I chose to review a paper by Milo, Itzkovitz, Kashtan, Reuven, Levitt, Shen-Orr, Ayzenshtat, Sheffer, and Alon titled “Superfamilies of Evolved and Designed Networks.” This paper tackles the problem of how to characterize networks despite vast differences in scale. It accomplishes this by identifying “network motifs” within the structure of various networks. Here a network motif is one of the thirteen directed graphs possible on three nodes or triad. The figure below shows the 13 possible triads.

Milo et al. analyzed networks present in different bacteria, larger organisms like fruit flies and worms, the world wide web, social networks, and finally models of different languages. These networks fell into four “superfamilies” with the world wide web and social networks showing similar structure and the other categories of networks showing similarity within themselves. These “superfamilies” were characterized as having different relative mixes of the various triads. For instance, the networks within bacteria had triad #7 more often than expected if the graph were a random graph. Triad # 7 represents a “feed forward” loop which is used to react to changes in the environment. Triad #10 was more present in networks describing the internal workings of larger organisms. This triad as well as triad #9 represent a two node feedback system that is regulated by a third node. The world wide web and social networks had similar structures with the “clique” triad (triad #13) most prevalent. As a side note, this family of networks had few triads that violated triadic closure (triad #6). Finally networks analyzing languages showed that the triads 7 -13 were underrepresented compared to a random graph, possibly because of the way words belong to certain categories and meaningful clauses have words from many categories.
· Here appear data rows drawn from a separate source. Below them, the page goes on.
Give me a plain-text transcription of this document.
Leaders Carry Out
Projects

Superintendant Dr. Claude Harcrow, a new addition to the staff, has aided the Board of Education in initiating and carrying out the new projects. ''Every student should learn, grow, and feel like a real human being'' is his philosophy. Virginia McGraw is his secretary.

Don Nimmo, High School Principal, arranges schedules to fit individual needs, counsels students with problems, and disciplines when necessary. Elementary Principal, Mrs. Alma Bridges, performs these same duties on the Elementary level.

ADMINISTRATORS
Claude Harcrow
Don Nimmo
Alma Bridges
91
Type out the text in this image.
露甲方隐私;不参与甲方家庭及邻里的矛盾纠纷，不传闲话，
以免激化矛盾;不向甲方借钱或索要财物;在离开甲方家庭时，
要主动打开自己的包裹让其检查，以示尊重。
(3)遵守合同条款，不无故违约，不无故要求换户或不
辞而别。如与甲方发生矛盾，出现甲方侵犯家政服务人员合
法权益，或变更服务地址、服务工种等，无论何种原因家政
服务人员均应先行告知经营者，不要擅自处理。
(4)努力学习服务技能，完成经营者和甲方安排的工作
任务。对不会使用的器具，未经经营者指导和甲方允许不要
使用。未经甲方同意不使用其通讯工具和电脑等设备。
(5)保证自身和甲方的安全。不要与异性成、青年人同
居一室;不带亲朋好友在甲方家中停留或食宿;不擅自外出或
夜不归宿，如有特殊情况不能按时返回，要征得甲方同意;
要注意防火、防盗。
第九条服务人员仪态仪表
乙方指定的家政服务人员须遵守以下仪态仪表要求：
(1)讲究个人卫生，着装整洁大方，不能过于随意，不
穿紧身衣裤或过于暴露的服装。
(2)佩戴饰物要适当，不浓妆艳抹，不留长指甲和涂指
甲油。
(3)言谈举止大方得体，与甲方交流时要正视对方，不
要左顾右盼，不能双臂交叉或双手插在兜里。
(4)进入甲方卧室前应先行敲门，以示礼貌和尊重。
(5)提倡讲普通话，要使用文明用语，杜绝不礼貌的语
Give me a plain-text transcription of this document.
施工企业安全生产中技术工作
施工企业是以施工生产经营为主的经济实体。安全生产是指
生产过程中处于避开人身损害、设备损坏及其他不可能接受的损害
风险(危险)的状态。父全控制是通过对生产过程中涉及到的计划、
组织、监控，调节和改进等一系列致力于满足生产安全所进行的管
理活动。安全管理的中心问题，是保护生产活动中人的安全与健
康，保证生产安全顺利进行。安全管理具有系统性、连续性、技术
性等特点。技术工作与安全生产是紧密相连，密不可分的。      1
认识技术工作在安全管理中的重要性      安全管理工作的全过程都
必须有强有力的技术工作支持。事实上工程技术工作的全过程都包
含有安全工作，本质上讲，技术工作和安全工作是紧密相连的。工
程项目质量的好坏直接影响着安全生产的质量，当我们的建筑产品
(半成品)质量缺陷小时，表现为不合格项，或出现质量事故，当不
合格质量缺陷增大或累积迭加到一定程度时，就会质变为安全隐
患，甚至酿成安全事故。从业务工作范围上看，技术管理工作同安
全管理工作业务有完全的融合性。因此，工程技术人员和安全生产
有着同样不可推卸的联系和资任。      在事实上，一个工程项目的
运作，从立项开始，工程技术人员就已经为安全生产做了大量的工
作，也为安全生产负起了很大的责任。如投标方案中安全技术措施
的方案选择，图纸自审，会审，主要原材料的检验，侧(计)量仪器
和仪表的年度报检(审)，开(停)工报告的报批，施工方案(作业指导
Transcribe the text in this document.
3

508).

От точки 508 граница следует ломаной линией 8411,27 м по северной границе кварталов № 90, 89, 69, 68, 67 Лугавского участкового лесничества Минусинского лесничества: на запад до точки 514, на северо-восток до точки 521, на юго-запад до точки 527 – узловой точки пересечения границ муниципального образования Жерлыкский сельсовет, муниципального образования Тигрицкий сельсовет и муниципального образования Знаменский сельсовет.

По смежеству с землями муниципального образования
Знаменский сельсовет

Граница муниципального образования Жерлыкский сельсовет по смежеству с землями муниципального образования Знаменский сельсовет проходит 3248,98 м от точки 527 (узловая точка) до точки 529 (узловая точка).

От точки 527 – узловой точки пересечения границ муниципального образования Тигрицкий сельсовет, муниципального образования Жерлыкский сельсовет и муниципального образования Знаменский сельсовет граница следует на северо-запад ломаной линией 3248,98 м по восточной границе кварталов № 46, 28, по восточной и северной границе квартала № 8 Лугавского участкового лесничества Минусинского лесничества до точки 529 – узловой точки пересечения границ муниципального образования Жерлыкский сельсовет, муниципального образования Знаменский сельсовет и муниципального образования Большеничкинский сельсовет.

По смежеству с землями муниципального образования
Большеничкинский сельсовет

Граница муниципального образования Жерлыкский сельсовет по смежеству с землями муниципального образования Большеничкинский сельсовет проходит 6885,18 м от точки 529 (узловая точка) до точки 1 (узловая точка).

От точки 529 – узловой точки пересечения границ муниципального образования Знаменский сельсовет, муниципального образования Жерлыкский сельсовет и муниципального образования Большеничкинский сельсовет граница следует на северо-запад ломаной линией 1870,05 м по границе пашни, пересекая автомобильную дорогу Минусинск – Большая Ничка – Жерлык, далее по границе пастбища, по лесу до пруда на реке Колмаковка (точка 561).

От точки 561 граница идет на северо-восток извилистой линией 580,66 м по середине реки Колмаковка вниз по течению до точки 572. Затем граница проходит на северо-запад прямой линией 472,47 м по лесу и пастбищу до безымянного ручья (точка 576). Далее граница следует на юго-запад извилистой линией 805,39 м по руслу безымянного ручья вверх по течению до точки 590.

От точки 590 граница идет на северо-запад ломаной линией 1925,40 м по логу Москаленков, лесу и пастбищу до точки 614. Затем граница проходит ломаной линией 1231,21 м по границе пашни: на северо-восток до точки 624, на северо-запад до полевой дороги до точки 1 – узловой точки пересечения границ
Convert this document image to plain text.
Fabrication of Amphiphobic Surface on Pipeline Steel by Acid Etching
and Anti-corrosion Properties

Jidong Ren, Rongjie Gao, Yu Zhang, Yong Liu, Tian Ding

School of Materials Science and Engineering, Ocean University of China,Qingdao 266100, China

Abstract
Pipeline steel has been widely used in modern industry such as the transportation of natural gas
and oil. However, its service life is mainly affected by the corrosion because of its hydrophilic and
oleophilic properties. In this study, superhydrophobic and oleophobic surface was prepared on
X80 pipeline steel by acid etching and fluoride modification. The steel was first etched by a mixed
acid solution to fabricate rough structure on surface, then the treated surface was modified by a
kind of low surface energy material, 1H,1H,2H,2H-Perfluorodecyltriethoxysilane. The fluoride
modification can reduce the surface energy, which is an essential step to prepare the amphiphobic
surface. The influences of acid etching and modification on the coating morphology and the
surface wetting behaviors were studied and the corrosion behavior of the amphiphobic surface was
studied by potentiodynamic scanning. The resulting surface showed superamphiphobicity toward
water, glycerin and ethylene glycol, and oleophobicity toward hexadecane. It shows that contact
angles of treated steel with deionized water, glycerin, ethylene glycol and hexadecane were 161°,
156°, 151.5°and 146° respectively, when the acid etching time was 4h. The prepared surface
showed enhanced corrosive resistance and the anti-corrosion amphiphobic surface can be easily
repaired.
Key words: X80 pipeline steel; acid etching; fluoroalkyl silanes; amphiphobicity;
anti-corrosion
Other than providing a useful way to describe the structure of networks, this paper also discusses how the timescale the network must respond on influences the structure of the network. This addresses the question asked in lecture about how response times might affect how clusters form. In bacteria where the signal process time must be on the order of minutes, the network is cascade adverse as this passing of information over many steps is not as efficient as a direct path. These networks can be characterized as a “rate limited network” because the response rate of the individual components is on the order of the desired response time of the entire network. In contrast, when the network is describing a higher level organism such as the synaptic connections between neurons, the speed at which the individual components work is much greater than the response time of the overall network. We therefore see more feedback loops and cascade elements. The languages and social structures are more networks of association, independent of time, and therefore have the more heavily linked structures. The paper suggests using higher order subgraph profiles, but I think the triad description is illuminating by itself. This technique of analyzing a network might also be used in reverse to design a large network: instead of generating a graph with random connections you might bias the connections so that certain triads formed. This might lead to a network that behaves more like a rate limited network or the other sorts discussed.

If you are interested in how to analyze the structure of a large network for your class paper, this short but fascinating paper might be a good resource for you.